“Sit down, now do sit down, my dear, and listen.”

He was suave, he was flattering, he was intimate, he was, coaxing. She was to leave everything to him. Of course, there was much to be done yet. She had a wonderful voice; it was finer than music. She had style as well; it was astonishing how she had come by it. Only a dresser, too—not even in the chorus. But stars were never turned out by Nature. She had many things to learn, and would have to be coached up carefully before she could be brought out. He had done it for others, though, and he could do it for her; and if——

Glory's eyes were shining and her heart was beating like a drum.

“Then you think that eventually—if I work hard—after years perhaps——”

“You can't do it on your own, my dear, so leave yourself in my hands entirely, and don't whisper a word about it yet.”

“Ah!” It was like a dream coming true; she could scarcely believe in it. The stage manager became still more suave and flattering and familiar. If she “caught on,” there was no knowing what he might not get for her—ten pounds a week—fifteen, twenty, twenty-five, even fifty perhaps.

Glory's palpitation was becoming painful, and at the bottom of her heart there was a certain fear of this sudden tide of fortune, as if Providence had somehow made a mistake and would as suddenly find it out. To appease her conscience she began to think of home and how happy she might make everybody there if God was really going to be so good to her. They should want for nothing; they should never know a poor day again.
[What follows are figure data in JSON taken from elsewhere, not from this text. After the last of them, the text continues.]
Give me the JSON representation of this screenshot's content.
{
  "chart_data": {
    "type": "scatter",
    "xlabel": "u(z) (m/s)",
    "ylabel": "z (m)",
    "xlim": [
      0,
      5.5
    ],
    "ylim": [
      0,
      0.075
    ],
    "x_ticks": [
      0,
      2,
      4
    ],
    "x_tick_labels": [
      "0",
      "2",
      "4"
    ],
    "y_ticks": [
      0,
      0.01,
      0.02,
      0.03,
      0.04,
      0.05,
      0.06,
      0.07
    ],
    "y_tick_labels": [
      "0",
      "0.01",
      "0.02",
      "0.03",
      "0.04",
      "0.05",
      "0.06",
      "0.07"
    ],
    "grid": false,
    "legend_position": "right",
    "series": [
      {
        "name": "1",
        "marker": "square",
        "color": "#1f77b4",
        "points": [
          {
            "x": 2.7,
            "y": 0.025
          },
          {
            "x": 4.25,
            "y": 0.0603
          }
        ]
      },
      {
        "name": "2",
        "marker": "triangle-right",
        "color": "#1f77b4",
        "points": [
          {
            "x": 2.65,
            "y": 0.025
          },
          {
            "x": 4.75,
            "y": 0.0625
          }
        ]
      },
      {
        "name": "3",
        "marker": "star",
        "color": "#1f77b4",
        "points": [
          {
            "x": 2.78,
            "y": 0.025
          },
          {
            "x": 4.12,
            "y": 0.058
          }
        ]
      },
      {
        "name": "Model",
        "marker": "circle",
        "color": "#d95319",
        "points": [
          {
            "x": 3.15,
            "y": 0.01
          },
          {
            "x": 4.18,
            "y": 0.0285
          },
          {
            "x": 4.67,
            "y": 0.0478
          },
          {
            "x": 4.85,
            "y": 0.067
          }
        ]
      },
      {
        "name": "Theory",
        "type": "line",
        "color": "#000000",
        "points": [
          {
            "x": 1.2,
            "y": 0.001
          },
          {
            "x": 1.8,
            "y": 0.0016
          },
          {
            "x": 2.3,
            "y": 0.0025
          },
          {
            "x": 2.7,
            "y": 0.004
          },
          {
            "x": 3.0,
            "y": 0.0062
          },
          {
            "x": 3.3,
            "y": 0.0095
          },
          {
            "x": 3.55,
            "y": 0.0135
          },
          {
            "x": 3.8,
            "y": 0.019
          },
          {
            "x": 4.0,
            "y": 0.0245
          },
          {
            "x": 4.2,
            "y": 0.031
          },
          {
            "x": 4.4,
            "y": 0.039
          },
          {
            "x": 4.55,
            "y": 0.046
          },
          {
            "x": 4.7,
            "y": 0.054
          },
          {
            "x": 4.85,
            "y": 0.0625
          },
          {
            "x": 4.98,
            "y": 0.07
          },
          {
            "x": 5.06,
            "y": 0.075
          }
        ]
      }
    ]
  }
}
Meantime the stage manager was painting another picture. A girl didn't go a-begging if he once took her up. There was S——. She was only an “auricomous” damsel, serving in a tobacconist's shop in the Haymarket when he first found her, and now where was she?

“Of course, I've no interest of my own to serve, my dear—none whatever. And there'll be lots of people to tempt you away from me when your name is made.”

Glory uttered some vehement protest, and then was lost in her dreams again.